Hébergement expérimental à Montparnasse.

Le musée Jean-Moulin – mémorial de la Libération a quitté le jardin Atlantique, au dessus de la gare Montparnasse pour s’installer place Denfert-Rochereau. Dans le cadre du projet urbain Maine-Montparnasse, le devenir de cet emplacement était une priorité pour la Ville de Paris. Celle-ci a très vite sélectionné une équipe de jeunes urbanistes, qui ont présenté leurs idées au groupe de travail ad hoc à la mairie d’arrondissement en avril.

Une idée innovante

Déjà, l’an dernier, Carine Petit, maire d’arrondissement, exprimait son souhait de voir une auberge de jeunesse d’un nouveau style s’installer à côté du centre d’animation Montparnasse. L’idée existait aussi de proposer aux voyageurs en attente d’un train partant aux aurores un hébergement simple et peu onéreux. Finalement, il devrait y avoir au dessus de la gare un lieu d’hébergement à dimensions variables, du hamac au studio tout installé en passant par l’auberge de jeunesse classique. Les conditions de logement seraient elles aussi variables, de un jour à un an ! Utopie hôtelière ?

Oasis à tous les étages

Le projet, intitulé Oasis, prévoit de surélever le bâtiment actuel du musée avec un étage supplémentaire (au centre) et deux étages (sur les côtés), le tout en bois. Outre les divers modes d’hébergement évoqués, il y aura trois logements-passerelle, gérés par l’association solidarités nouvelles pour le logement (SNL). Le rez-de-chaussée sera en principe réservé à la restauration (café-cantine), au repos sans restauration et à des salles dites « des projets » ou « des possibles ». L’espace situé à l’arrière du bâtiment, le long des bureaux de la Caisse nationale de Prévoyance, qui ne sert actuellement que de fumoir venté aux salariés de la Sncf et de la Caisse nationale de Prévoyance, devrait devenir une vaste terrasse lieu de vie libre d’accès pour tous. Le centre d’animation Montparnasse n’est pas appelé à déménager ; sans pour autant en profiter pour s’agrandir, il va s’inscrire dans le cadre de l’Oasis. On peut espérer qu’il bénéficiera avec cette opération d’une notoriété et d’un accès plus favorables.
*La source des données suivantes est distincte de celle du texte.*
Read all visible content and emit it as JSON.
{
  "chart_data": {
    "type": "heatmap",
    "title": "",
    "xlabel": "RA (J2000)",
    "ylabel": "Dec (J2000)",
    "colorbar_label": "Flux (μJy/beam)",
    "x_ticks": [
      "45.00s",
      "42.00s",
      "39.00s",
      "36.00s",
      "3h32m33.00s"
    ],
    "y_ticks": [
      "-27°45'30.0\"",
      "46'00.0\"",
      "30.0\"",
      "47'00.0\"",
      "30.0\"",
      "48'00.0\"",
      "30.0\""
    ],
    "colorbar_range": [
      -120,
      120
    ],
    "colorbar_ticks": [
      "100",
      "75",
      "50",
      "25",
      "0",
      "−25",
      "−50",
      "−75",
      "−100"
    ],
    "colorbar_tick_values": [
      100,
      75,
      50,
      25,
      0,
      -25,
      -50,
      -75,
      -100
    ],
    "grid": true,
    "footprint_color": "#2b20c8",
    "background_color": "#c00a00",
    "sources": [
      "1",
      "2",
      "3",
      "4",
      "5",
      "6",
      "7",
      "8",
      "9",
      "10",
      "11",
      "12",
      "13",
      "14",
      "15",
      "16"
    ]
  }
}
Le projet, dont la maîtrise d’ouvrage est confiée à SemPariSeine avec le constructeur ReiHabitat, ne sera bouclé qu’après concertation avec les habitants. En particulier, le problème des accès à ce lieu qui devrait être ouvert 24h/24 est loin d’être résolu puisque les grilles du jardin sont cadenassées la nuit, et la gare elle-même fermée à partir d’une heure du matin. Les idées, bienvenues, vont se heurter aux exigences politiques et techniques de sécurité !

Oasis provisoire

Comme les travaux ne pourront commencer avant juin 2021, pour une ouverture fin 2023, le bâtiment actuel de l’ancien musée va être utilisé, à partir de l’automne prochain, comme lieu d’hébergement provisoire pour 60 personnes environ, avec un accompagnement social, dans le cadre de la politique parisienne d’amélioration de l’accueil des personnes sans abri. Cette mission a été confiée à une équipe de l’Armée du Salut qui négocie et travaille pour préparer au mieux ce nouveau lieu d’accueil dans un bâtiment qui n’a pas été prévu pour cela. Ce sera la première oasis du jardin Atlantique. Nous en reparlerons dans quelques mois.